Various attempts at language standardization have been central in efforts to integrate Chinese medicine into a global, mainstream medical framework. At the same time, language has also proven critical in efforts to integrate Chinese medicine into personal frameworks of meaning as students around the globe grapple with multiple translations. In an effort to convey some of these diverse experiences of standardization and plurality of translations, this article offers four “snapshots” in the life of language standardization in Chinese medicine. These snapshots are derived from extensive, multisited ethnographic research conducted over four years in diverse settings in both China and the United States. The article thus offers an appreciation of standardization as an ongoing series of human encounters, a complex web of human networks shaping the always changing answers to seemingly simple questions about the motivations behind standardization, the methods used to create standards, and the implications of standards in an increasingly “global” Chinese medicine.
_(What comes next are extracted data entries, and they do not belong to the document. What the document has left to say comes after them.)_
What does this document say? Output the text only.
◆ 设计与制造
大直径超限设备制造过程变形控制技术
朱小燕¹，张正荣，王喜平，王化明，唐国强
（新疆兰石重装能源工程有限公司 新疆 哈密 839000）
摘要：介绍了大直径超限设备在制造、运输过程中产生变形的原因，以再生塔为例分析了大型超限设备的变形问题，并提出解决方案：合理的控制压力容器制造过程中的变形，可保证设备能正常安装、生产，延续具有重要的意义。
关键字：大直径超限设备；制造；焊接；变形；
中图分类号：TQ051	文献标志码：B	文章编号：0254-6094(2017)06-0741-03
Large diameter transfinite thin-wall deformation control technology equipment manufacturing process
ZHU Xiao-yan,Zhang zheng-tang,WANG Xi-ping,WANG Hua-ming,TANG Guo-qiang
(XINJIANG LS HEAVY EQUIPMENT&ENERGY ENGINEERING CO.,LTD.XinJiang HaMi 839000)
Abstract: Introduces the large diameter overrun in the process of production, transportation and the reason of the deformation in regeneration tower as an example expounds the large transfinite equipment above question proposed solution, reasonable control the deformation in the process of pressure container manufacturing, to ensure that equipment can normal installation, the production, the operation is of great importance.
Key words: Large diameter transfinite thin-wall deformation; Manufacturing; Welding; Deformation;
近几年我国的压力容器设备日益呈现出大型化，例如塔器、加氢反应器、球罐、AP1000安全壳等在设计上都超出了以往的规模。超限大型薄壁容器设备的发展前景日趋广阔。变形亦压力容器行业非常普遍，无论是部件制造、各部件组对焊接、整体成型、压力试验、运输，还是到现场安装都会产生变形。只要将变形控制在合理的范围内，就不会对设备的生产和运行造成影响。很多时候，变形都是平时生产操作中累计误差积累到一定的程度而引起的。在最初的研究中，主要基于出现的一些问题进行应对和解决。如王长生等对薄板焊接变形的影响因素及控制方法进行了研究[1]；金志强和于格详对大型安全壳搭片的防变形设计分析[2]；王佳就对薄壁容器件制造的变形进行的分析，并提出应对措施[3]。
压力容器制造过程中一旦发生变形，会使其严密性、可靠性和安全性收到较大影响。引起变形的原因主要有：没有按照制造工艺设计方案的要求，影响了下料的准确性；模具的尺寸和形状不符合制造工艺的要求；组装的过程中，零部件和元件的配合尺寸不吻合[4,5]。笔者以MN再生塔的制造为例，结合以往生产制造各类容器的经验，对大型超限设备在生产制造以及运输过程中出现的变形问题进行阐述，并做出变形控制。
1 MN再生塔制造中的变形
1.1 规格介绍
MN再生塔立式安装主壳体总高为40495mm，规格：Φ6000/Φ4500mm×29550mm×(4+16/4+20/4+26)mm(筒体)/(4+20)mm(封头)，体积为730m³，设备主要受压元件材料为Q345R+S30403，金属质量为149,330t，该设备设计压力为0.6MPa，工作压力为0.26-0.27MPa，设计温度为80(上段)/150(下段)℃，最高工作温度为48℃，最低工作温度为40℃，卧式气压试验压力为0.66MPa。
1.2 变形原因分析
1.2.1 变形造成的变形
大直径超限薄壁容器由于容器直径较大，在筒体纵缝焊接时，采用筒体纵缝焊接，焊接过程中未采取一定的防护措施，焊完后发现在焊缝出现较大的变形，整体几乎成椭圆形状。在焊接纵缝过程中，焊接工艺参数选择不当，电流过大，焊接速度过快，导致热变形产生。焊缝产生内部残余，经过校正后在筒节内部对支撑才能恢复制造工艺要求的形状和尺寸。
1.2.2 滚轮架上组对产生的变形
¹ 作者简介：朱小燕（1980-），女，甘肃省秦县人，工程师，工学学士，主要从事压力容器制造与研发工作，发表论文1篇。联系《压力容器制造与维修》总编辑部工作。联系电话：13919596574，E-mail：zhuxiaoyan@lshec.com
As such, it contributes to an emerging “anthropology of translation” that underscores the role of human relationships, power, understanding, and interaction in translation.

Acknowledgments

This research was funded by the Wenner-Gren Foundation for Anthropological Research and a graduate student fellowship from the Jacob K. Javits Fellowship Program. I thank Elinor Ochs, Linda Garro, Yunxiang Yan, Hongyin Tao, and Ka-Kit Hui for their continued support and critical insights into this project. I also thank Volker Scheid and Sean Lei for organizing this special issue.

Notes

1 The survey was conducted informally during a session at the 2007 AAAOM. Participants responded electronically (anonymously) to a series of questions pertaining to what they would like to see the AAAOM focus on. Results showed that language/terminology was at the bottom of the list.